Nesse contexto, ao descrever o papel semântico-argumentativo da oração relativa na constituição do sentido do enunciado em que atua, partimos da frase (enquanto instruções) para então chegarmos ao enunciado selecionado nos discursos que serão analisados, enquanto enunciação, pois só assim entenderemos o sentido produzido e o modo como ele é construído. Considerando que efetuaremos uma abordagem semântica, sob a perspectiva da TBS, e essa é uma teoria que se preocupa com a descrição lexical da linguagem, através de encadeamentos argumentativos, tanto normativos quanto transgressivos, orientamos nossa análise por meio da argumentação interna que emana das palavras plenas e dos encadeamentos semânticos que elas criam entre si e com as demais palavras instrumentais existentes no discurso em estudo. Seguindo os passos da teoria adotada, inicialmente, identificamos a argumentação interna que emana das palavras plenas, verificando as combinações e associações estabelecidas para então chegarmos ao encadeamento argumentativo próprio de cada enunciado, culminando no sentido por ele produzido, no nível do discurso.

O sentido do enunciado comporta uma qualificação (tematização) de sua enunciação, quer dizer, ao falar, falamos de nossa própria fala, implicando que “aquilo que se diz tem como elemento constituinte uma certa qualificação do dizer” (DUCROT, 1984, p. 379). Nessa abordagem, a enunciação consiste em uma realização lingüística efetuada por um locutor, dirigindo-se a um interlocutor (podendo ser ele próprio) em dado tempo e espaço, o que constitui um acontecimento particular, único, irrepetível e irrecuperável. É bom lembrar que o foco (da teoria e também de nossa análise) não está em quem fala e a quem se dirige, mas naquilo que disse, no modo como efetuou esse dizer e o efeito discursivo que provoca ao ser interpretado por seu interlocutor.

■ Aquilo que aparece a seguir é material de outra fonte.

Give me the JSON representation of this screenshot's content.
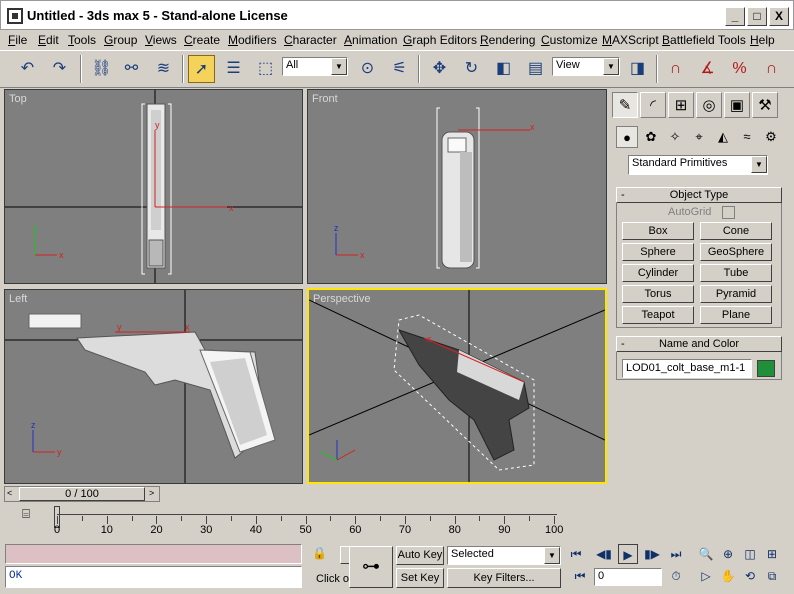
{
  "window": {
    "title": "Untitled - 3ds max 5 - Stand-alone License",
    "minimize": "_",
    "maximize": "□",
    "close": "X"
  },
  "menu": [
    "File",
    "Edit",
    "Tools",
    "Group",
    "Views",
    "Create",
    "Modifiers",
    "Character",
    "Animation",
    "Graph Editors",
    "Rendering",
    "Customize",
    "MAXScript",
    "Battlefield Tools",
    "Help"
  ],
  "toolbar": {
    "selection_filter": "All",
    "reference_coord": "View"
  },
  "viewports": {
    "top": "Top",
    "front": "Front",
    "left": "Left",
    "perspective": "Perspective"
  },
  "command_panel": {
    "category": "Standard Primitives",
    "object_type_title": "Object Type",
    "autogrid": "AutoGrid",
    "buttons": [
      "Box",
      "Cone",
      "Sphere",
      "GeoSphere",
      "Cylinder",
      "Tube",
      "Torus",
      "Pyramid",
      "Teapot",
      "Plane"
    ],
    "name_color_title": "Name and Color",
    "object_name": "LOD01_colt_base_m1-1",
    "object_color": "#1f8f3a",
    "minus": "-"
  },
  "timeline": {
    "slider_label": "0 / 100",
    "ticks": [
      "0",
      "10",
      "20",
      "30",
      "40",
      "50",
      "60",
      "70",
      "80",
      "90",
      "100"
    ]
  },
  "status": {
    "maxscript_output": "OK",
    "prompt": "Click o",
    "auto_key": "Auto Key",
    "set_key": "Set Key",
    "key_mode": "Selected",
    "key_filters": "Key Filters...",
    "frame": "0"
  },
  "colors": {
    "viewport_bg": "#7f7f7f",
    "active_viewport": "#ffe600",
    "axis_x": "#d42020",
    "axis_y": "#20c020",
    "axis_z": "#2030c8"
  }
}
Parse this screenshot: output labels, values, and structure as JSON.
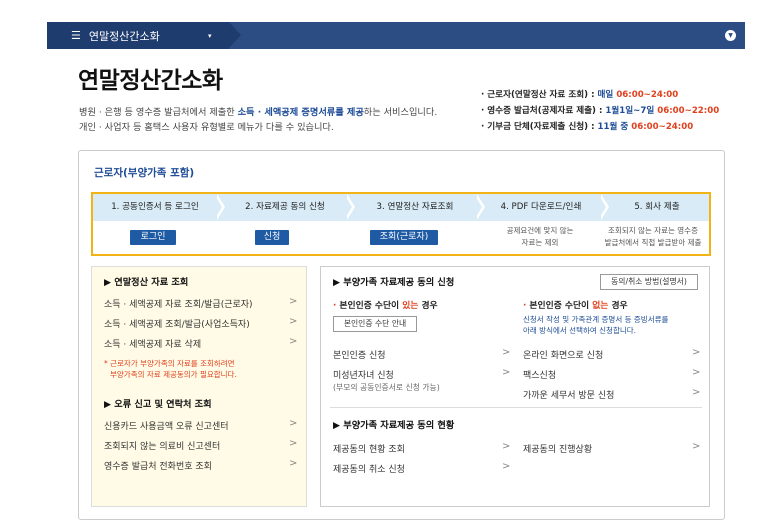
{
  "topbar": {
    "menu_label": "연말정산간소화",
    "menu_icon": "hamburger-icon",
    "caret": "▾",
    "right_icon": "chevron-down-circle-icon"
  },
  "page": {
    "title": "연말정산간소화",
    "desc_line1_a": "병원 · 은행 등 영수증 발급처에서 제출한 ",
    "desc_line1_b": "소득 · 세액공제 증명서류를 제공",
    "desc_line1_c": "하는 서비스입니다.",
    "desc_line2": "개인 · 사업자 등 홈택스 사용자 유형별로 메뉴가 다를 수 있습니다."
  },
  "schedule": [
    {
      "bullet": "·",
      "label": "근로자(연말정산 자료 조회) : ",
      "when": "매일",
      "time": " 06:00~24:00"
    },
    {
      "bullet": "·",
      "label": "영수증 발급처(공제자료 제출) : ",
      "when": "1월1일~7일",
      "time": " 06:00~22:00"
    },
    {
      "bullet": "·",
      "label": "기부금 단체(자료제출 신청) : ",
      "when": "11월 중",
      "time": " 06:00~24:00"
    }
  ],
  "panel": {
    "title": "근로자(부양가족 포함)",
    "steps": [
      {
        "label": "1. 공동인증서 등 로그인",
        "button": "로그인"
      },
      {
        "label": "2. 자료제공 동의 신청",
        "button": "신청"
      },
      {
        "label": "3. 연말정산 자료조회",
        "button": "조회(근로자)"
      },
      {
        "label": "4. PDF 다운로드/인쇄",
        "note1": "공제요건에 맞지 않는",
        "note2": "자료는 제외"
      },
      {
        "label": "5. 회사 제출",
        "note1": "조회되지 않는 자료는 영수증",
        "note2": "발급처에서 직접 발급받아 제출"
      }
    ]
  },
  "left": {
    "section1_title": "▶ 연말정산 자료 조회",
    "items1": [
      "소득 · 세액공제 자료 조회/발급(근로자)",
      "소득 · 세액공제 조회/발급(사업소득자)",
      "소득 · 세액공제 자료 삭제"
    ],
    "note1": "* 근로자가 부양가족의 자료를 조회하려면",
    "note2": "부양가족의 자료 제공동의가 필요합니다.",
    "section2_title": "▶ 오류 신고 및 연락처 조회",
    "items2": [
      "신용카드 사용금액 오류 신고센터",
      "조회되지 않는 의료비 신고센터",
      "영수증 발급처 전화번호 조회"
    ],
    "chevron": ">"
  },
  "right": {
    "section1_title": "▶ 부양가족 자료제공 동의 신청",
    "method_button": "동의/취소 방법(설명서)",
    "has_cert_a": "본인인증 수단이 ",
    "has_cert_b": "있는",
    "has_cert_c": " 경우",
    "no_cert_a": "본인인증 수단이 ",
    "no_cert_b": "없는",
    "no_cert_c": " 경우",
    "cert_guide_button": "본인인증 수단 안내",
    "no_cert_note1": "신청서 작성 및 가족관계 증명서 등 증빙서류를",
    "no_cert_note2": "아래 방식에서 선택하여 신청합니다.",
    "left_items": [
      "본인인증 신청",
      "미성년자녀 신청"
    ],
    "minor_note": "(부모의 공동인증서로 신청 가능)",
    "right_items": [
      "온라인 화면으로 신청",
      "팩스신청",
      "가까운 세무서 방문 신청"
    ],
    "section2_title": "▶ 부양가족 자료제공 동의 현황",
    "status_left": [
      "제공동의 현황 조회",
      "제공동의 취소 신청"
    ],
    "status_right": [
      "제공동의 진행상황"
    ],
    "dot": "·",
    "chevron": ">"
  }
}
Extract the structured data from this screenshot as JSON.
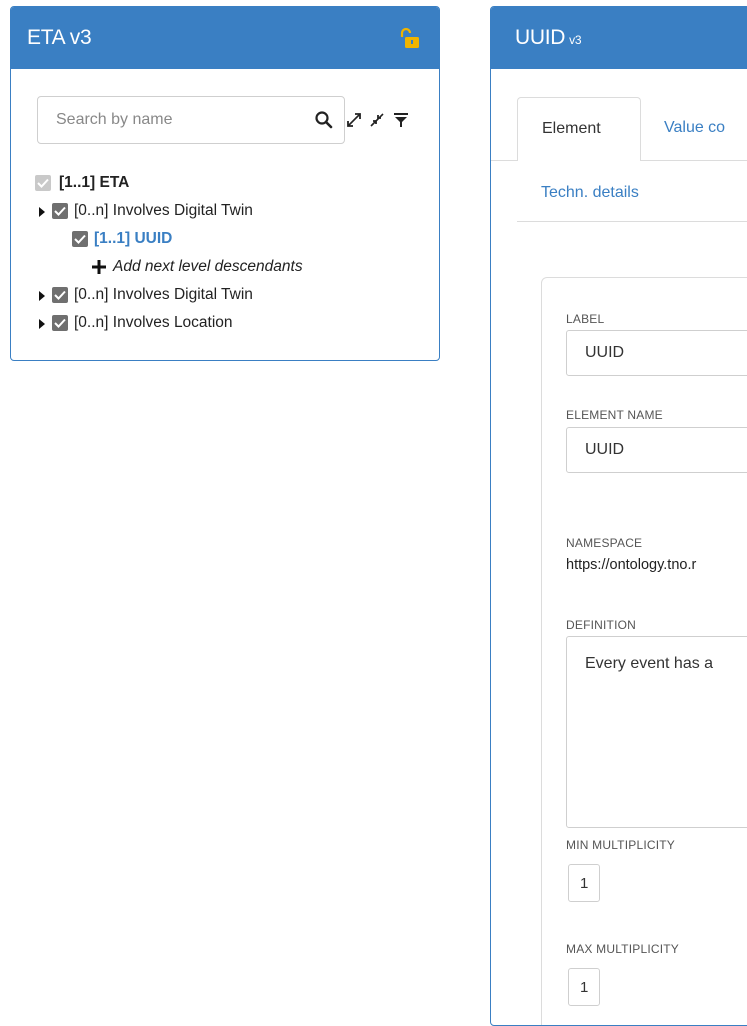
{
  "left_panel": {
    "title": "ETA v3",
    "search": {
      "placeholder": "Search by name",
      "value": ""
    },
    "icons": [
      "unlock-icon",
      "search-icon",
      "expand-icon",
      "collapse-icon",
      "filter-icon"
    ],
    "tree": [
      {
        "label": "[1..1] ETA",
        "checked": true,
        "disabled": true,
        "expandable": false
      },
      {
        "label": "[0..n] Involves Digital Twin",
        "checked": true,
        "expandable": true
      },
      {
        "label": "[1..1] UUID",
        "checked": true,
        "selected": true,
        "expandable": false
      },
      {
        "label": "Add next level descendants",
        "action": true
      },
      {
        "label": "[0..n] Involves Digital Twin",
        "checked": true,
        "expandable": true
      },
      {
        "label": "[0..n] Involves Location",
        "checked": true,
        "expandable": true
      }
    ]
  },
  "right_panel": {
    "title": "UUID",
    "version": "v3",
    "tabs": {
      "element": "Element",
      "value": "Value co",
      "techn": "Techn. details"
    },
    "form": {
      "label_label": "LABEL",
      "label_value": "UUID",
      "element_name_label": "ELEMENT NAME",
      "element_name_value": "UUID",
      "namespace_label": "NAMESPACE",
      "namespace_value": "https://ontology.tno.r",
      "definition_label": "DEFINITION",
      "definition_value": "Every event has a",
      "min_label": "MIN MULTIPLICITY",
      "min_value": "1",
      "max_label": "MAX MULTIPLICITY",
      "max_value": "1"
    }
  },
  "colors": {
    "header": "#3a7fc3",
    "lock": "#f0b400",
    "link": "#3a7fc3"
  }
}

No caso do discurso, esclarece Anscombre (1995) e Ducrot (1984, 1997), a interdependência semântica entre seus enunciados nem sempre diz respeito à informação que eles veiculam, mas ao fato de a veicularem. Isso ocorre quando o sentido do segundo enunciado não diz respeito ao sentido do primeiro, mas à sua enunciação. Para compreender então a coerência interna ao discurso, enfatiza Ducrot (1984, p. 381), “é preciso ver que ele (o discurso) é, em certos pontos bem precisos, um discurso voltado sobre si próprio, que tira as conclusões da sua própria existência”. Nesse sentido, o autor defende que é característica imanente da linguagem o fato de um segmento de discurso poder comentar sua própria enunciação.

Como já vimos neste capítulo, a ANL busca, desde sua origem, comprovar a tese de que a argumentação está marcada na própria estrutura da língua. Iniciou então a descrição da linguagem indo de encontro à concepção tradicional de argumentação e, na proporção em que foi avançando e aperfeiçoando seu estudo argumentativo do discurso, a teoria passou por duas diferentes etapas, até chegar à terceira fase, que é a atual.